The sellers paused a moment from hawking guava fruits and cold bottles of water as Membreno pleaded with them to join him Tuesday night at Hialeah City Hall, when the City Council is scheduled to vote on new rules regulating how and where the city’s ubiquitous street vendors can offer their wares.
“I want them to see that it’s not me alone, that we are many,” Membreno told them in Spanish.
“You can count on me for that,” responded Luis Mass Buchaca, 24, a newly arrived Cuban immigrant who hands out fliers to provide for his young wife and new baby. “If I left Cuba, it was to have the freedom to share my opinion.”
Buchaca asked for a ride to City Hall.
“You know that’s what I’m here for,” Membreno replied.
Thousands of dollars on the line for the vendors: The new rules would take affect just before flower vendors’ busiest times, Valentine’s Day and Mother’s Day.
Membreno is a slight man whose bright blue eyes shine against his tan skin. He has the rough hands and dirty fingernails of a man who works outside, but he wears a pressed polo shirt tucked into dark jeans.
For 15 years, he has sold roses and sunflowers on Hialeah’s busy roadsides. For much of that time, Membreno has been an unofficial leader of the city’s peddlers in their fight for the right to sell in Hialeah.
On Tuesday, the City Council will consider changing the rules in response to a lawsuit filed by the Institute for Justice, a nonprofit law firm.
Current city rules prohibit roadside peddlers from selling within 300 feet of brick-and-mortar stores that sell the same goods — a restriction the institute calls unconstitutional — and require vendors to keep moving. Whether on private or public property, vendors aren’t allowed to stay in one spot for more than 10 minutes, nor are they allowed to place their goods on display or on the ground.

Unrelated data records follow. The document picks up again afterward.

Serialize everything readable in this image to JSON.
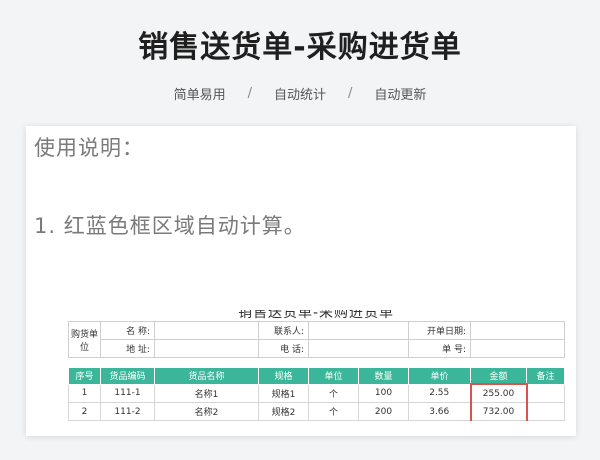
{
  "page_title": "销售送货单-采购进货单",
  "tags": [
    "简单易用",
    "自动统计",
    "自动更新"
  ],
  "tag_separator": "/",
  "usage": {
    "title": "使用说明：",
    "note": "1. 红蓝色框区域自动计算。"
  },
  "doc": {
    "title": "销售送货单-采购进货单",
    "party_label": "购货单位",
    "name_label": "名 称:",
    "address_label": "地 址:",
    "contact_label": "联系人:",
    "phone_label": "电 话:",
    "date_label": "开单日期:",
    "number_label": "单 号:",
    "headers": [
      "序号",
      "货品编码",
      "货品名称",
      "规格",
      "单位",
      "数量",
      "单价",
      "金额",
      "备注"
    ],
    "rows": [
      [
        "1",
        "111-1",
        "名称1",
        "规格1",
        "个",
        "100",
        "2.55",
        "255.00",
        ""
      ],
      [
        "2",
        "111-2",
        "名称2",
        "规格2",
        "个",
        "200",
        "3.66",
        "732.00",
        ""
      ]
    ],
    "header_color": "#3bb69a",
    "amount_border_color": "#d9534f"
  }
}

Under the Florida Constitution, vendors have the right to “earn an honest living free from unreasonable and anticompetitive government restrictions,” according to the lawsuit.
“The government can’t arbitrarily use its power to protect politically powerful private businesses — like in Hialeah, brick and mortar stores — from competition . . . but in so many ways, that’s what Hialeah is doing,” said Claudia S. Murray, an Institute for Justice attorney.
The new rules, if they pass Tuesday night, would do away with the 300-foot restriction, but would add prohibitions against selling near highway ramps and leave unchanged the requirement that vendors keep moving.
City Attorney William Grodnick says the changes are a result of talks between both sides, and that the new rules are “a good balance.”
“We’re trying to give more specific regulations and guidelines so there are no misunderstandings,” he said.
Many of the city’s 111 licensed vendors are new to the country, and for them roadside selling is a path to the American Dream.
It was for Membreno.
After his wife split 15 years ago, Membreno needed a way to make a living and take care of his three young children.